At this point, building additional refineries will only result in either exporting more refined product, or shutting down existing refineries. We do not have a shortage of refineries for the total US.
I have an understanding of the oil/gas industry. What you are asking about is forecasting politics.
I suggest asking someone with a more appropriate skill set:
The existing ones just keep trying to upgrade and produce despite the ever increasing BS from the epa and enviro-wak-a-doodles.
They do more than try. In those same 3 decades we have doubled the output of the average US refinery.
Ah yes. The Great Karnak. By try, I meant dealing with the epa. An arduous task for sure.
I used to work for a company that mainly designed refinery units, specializing in the heavy oil end but also did complete refineries for places like Brazil and other countries.
The cost of adding 250 MBPD to an existing refinery of the same size was about 40% the total cost of building a 250 MBPD refinery on a completely empty location. The infrastructure to support the increased output is so much cheaper than building it from scratch.
This reservation is different then the ones I’ve seen in So Dal. It’s cleaner and you do not see the alcoholism of the lakota.
Most of the people here have jobs.
Roger that. I worked at KSC and we constantly had to mod and upgrade the LOX and LH2 storage/supply facilities. Sure beat the cost of building new ones. Especially the dewars for storage. Saturn program era builds. But they worked.
For example:
An existing older 250 MBPD plant could be upgraded to 300 MBPD plant and only build a 200 MPD new expansion. At the same time, the expansions could target more valuable fuels than what was the greatest profit several decades ago.
It is certainly more complicated than that, but it does help explain the point why expansions can be much cheaper than new grassroot construction.
LOL!!!
Waiting for the Enviro tribe to come out claiming it is being built on “sacred Indian burial grounds” in an attempt to stop it!
Trespassing EPA inspectors will be scalped on sight...
It’s taken awhile, but it looks like one tribe is getting the last laugh on those who put their ancestors on that reservation.
This will be another financial boondoggle and probable environmental disaster as well.
The tribal government is corrupt, inept, capricious, unaccountable.
It’s like the BIA “Cobell” settlement of the past several years and the more recent Pigford reparations case.
The government backs a preferred status group, bends rules, pours money in, then the whole thing blows up.
Fingers are pointed, charges of bigotry and discrimination are levelled—and taxpayers are forced to pay for the failure and subsequent cleanup as well.

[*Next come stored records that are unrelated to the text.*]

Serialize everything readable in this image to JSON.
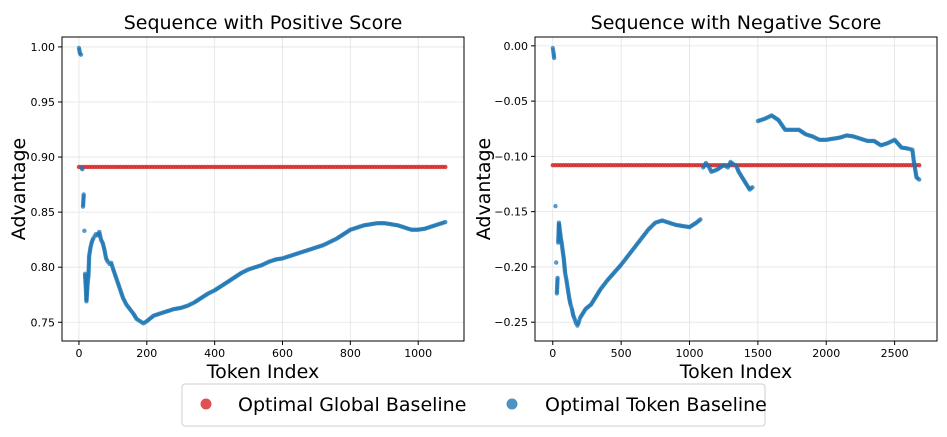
{
  "colors": {
    "global": "#d62728",
    "token": "#1f77b4"
  },
  "legend": {
    "global_label": "Optimal Global Baseline",
    "token_label": "Optimal Token Baseline"
  },
  "chart_data": [
    {
      "type": "scatter",
      "title": "Sequence with Positive Score",
      "xlabel": "Token Index",
      "ylabel": "Advantage",
      "xlim": [
        -50,
        1135
      ],
      "ylim": [
        0.733,
        1.009
      ],
      "xticks": [
        0,
        200,
        400,
        600,
        800,
        1000
      ],
      "xtick_labels": [
        "0",
        "200",
        "400",
        "600",
        "800",
        "1000"
      ],
      "yticks": [
        0.75,
        0.8,
        0.85,
        0.9,
        0.95,
        1.0
      ],
      "ytick_labels": [
        "0.75",
        "0.80",
        "0.85",
        "0.90",
        "0.95",
        "1.00"
      ],
      "series": [
        {
          "name": "Optimal Global Baseline",
          "kind": "constant",
          "value": 0.891,
          "x_range": [
            0,
            1080
          ]
        },
        {
          "name": "Optimal Token Baseline",
          "kind": "trace",
          "x": [
            0,
            3,
            6,
            8,
            10,
            12,
            14,
            16,
            18,
            20,
            22,
            24,
            26,
            28,
            30,
            34,
            38,
            42,
            46,
            50,
            55,
            60,
            65,
            70,
            75,
            80,
            85,
            90,
            95,
            100,
            110,
            120,
            130,
            140,
            150,
            160,
            170,
            180,
            190,
            200,
            220,
            240,
            260,
            280,
            300,
            320,
            340,
            360,
            380,
            400,
            420,
            440,
            460,
            480,
            500,
            520,
            540,
            560,
            580,
            600,
            620,
            640,
            660,
            680,
            700,
            720,
            740,
            760,
            780,
            800,
            820,
            840,
            860,
            880,
            900,
            920,
            940,
            960,
            980,
            1000,
            1020,
            1040,
            1060,
            1080
          ],
          "y": [
            0.999,
            0.994,
            0.993,
            0.89,
            0.889,
            0.855,
            0.866,
            0.833,
            0.794,
            0.782,
            0.769,
            0.778,
            0.787,
            0.792,
            0.81,
            0.818,
            0.823,
            0.826,
            0.828,
            0.83,
            0.829,
            0.832,
            0.825,
            0.822,
            0.816,
            0.808,
            0.805,
            0.803,
            0.804,
            0.799,
            0.79,
            0.781,
            0.772,
            0.766,
            0.762,
            0.758,
            0.753,
            0.751,
            0.749,
            0.751,
            0.756,
            0.758,
            0.76,
            0.762,
            0.763,
            0.765,
            0.768,
            0.772,
            0.776,
            0.779,
            0.783,
            0.787,
            0.791,
            0.795,
            0.798,
            0.8,
            0.802,
            0.805,
            0.807,
            0.808,
            0.81,
            0.812,
            0.814,
            0.816,
            0.818,
            0.82,
            0.823,
            0.826,
            0.83,
            0.834,
            0.836,
            0.838,
            0.839,
            0.84,
            0.84,
            0.839,
            0.838,
            0.836,
            0.834,
            0.834,
            0.835,
            0.837,
            0.839,
            0.841
          ]
        }
      ]
    },
    {
      "type": "scatter",
      "title": "Sequence with Negative Score",
      "xlabel": "Token Index",
      "ylabel": "Advantage",
      "xlim": [
        -130,
        2810
      ],
      "ylim": [
        -0.267,
        0.008
      ],
      "xticks": [
        0,
        500,
        1000,
        1500,
        2000,
        2500
      ],
      "xtick_labels": [
        "0",
        "500",
        "1000",
        "1500",
        "2000",
        "2500"
      ],
      "yticks": [
        -0.25,
        -0.2,
        -0.15,
        -0.1,
        -0.05,
        0.0
      ],
      "ytick_labels": [
        "−0.25",
        "−0.20",
        "−0.15",
        "−0.10",
        "−0.05",
        "0.00"
      ],
      "series": [
        {
          "name": "Optimal Global Baseline",
          "kind": "constant",
          "value": -0.108,
          "x_range": [
            0,
            2680
          ]
        },
        {
          "name": "Optimal Token Baseline",
          "kind": "trace",
          "x": [
            0,
            5,
            10,
            20,
            25,
            30,
            35,
            40,
            45,
            50,
            55,
            60,
            65,
            70,
            80,
            90,
            100,
            110,
            120,
            130,
            140,
            150,
            160,
            170,
            180,
            190,
            200,
            220,
            240,
            260,
            280,
            300,
            350,
            400,
            450,
            500,
            550,
            600,
            650,
            700,
            750,
            800,
            850,
            900,
            950,
            1000,
            1050,
            1080,
            1100,
            1120,
            1140,
            1160,
            1200,
            1250,
            1280,
            1300,
            1320,
            1340,
            1360,
            1380,
            1400,
            1420,
            1440,
            1460,
            1500,
            1550,
            1600,
            1650,
            1700,
            1750,
            1800,
            1850,
            1900,
            1950,
            2000,
            2050,
            2100,
            2150,
            2200,
            2250,
            2300,
            2350,
            2400,
            2450,
            2500,
            2550,
            2600,
            2630,
            2640,
            2660,
            2680
          ],
          "y": [
            -0.002,
            -0.006,
            -0.011,
            -0.145,
            -0.196,
            -0.224,
            -0.21,
            -0.178,
            -0.16,
            -0.165,
            -0.17,
            -0.175,
            -0.178,
            -0.183,
            -0.192,
            -0.205,
            -0.212,
            -0.22,
            -0.228,
            -0.234,
            -0.238,
            -0.244,
            -0.247,
            -0.251,
            -0.253,
            -0.25,
            -0.246,
            -0.242,
            -0.238,
            -0.236,
            -0.234,
            -0.23,
            -0.22,
            -0.212,
            -0.205,
            -0.198,
            -0.19,
            -0.182,
            -0.174,
            -0.166,
            -0.16,
            -0.158,
            -0.16,
            -0.162,
            -0.163,
            -0.164,
            -0.16,
            -0.157,
            -0.11,
            -0.106,
            -0.109,
            -0.114,
            -0.112,
            -0.108,
            -0.11,
            -0.105,
            -0.107,
            -0.108,
            -0.114,
            -0.118,
            -0.122,
            -0.126,
            -0.13,
            -0.128,
            -0.068,
            -0.066,
            -0.063,
            -0.067,
            -0.076,
            -0.076,
            -0.076,
            -0.08,
            -0.082,
            -0.085,
            -0.085,
            -0.084,
            -0.083,
            -0.081,
            -0.082,
            -0.084,
            -0.086,
            -0.086,
            -0.09,
            -0.088,
            -0.085,
            -0.092,
            -0.093,
            -0.094,
            -0.104,
            -0.119,
            -0.121
          ]
        }
      ]
    }
  ]
}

Thanks for the information. I think the “no new refineries” thing is that the environmentalists have been delaying every new refinery and forcing the improvement of existing facilities. That is good that the latter occurred, but it certainly wasn’t the outcome they wanted.
And produced cleaner fuels, too.
Ouch !
Drilling and building refineries....should have been done decades ago.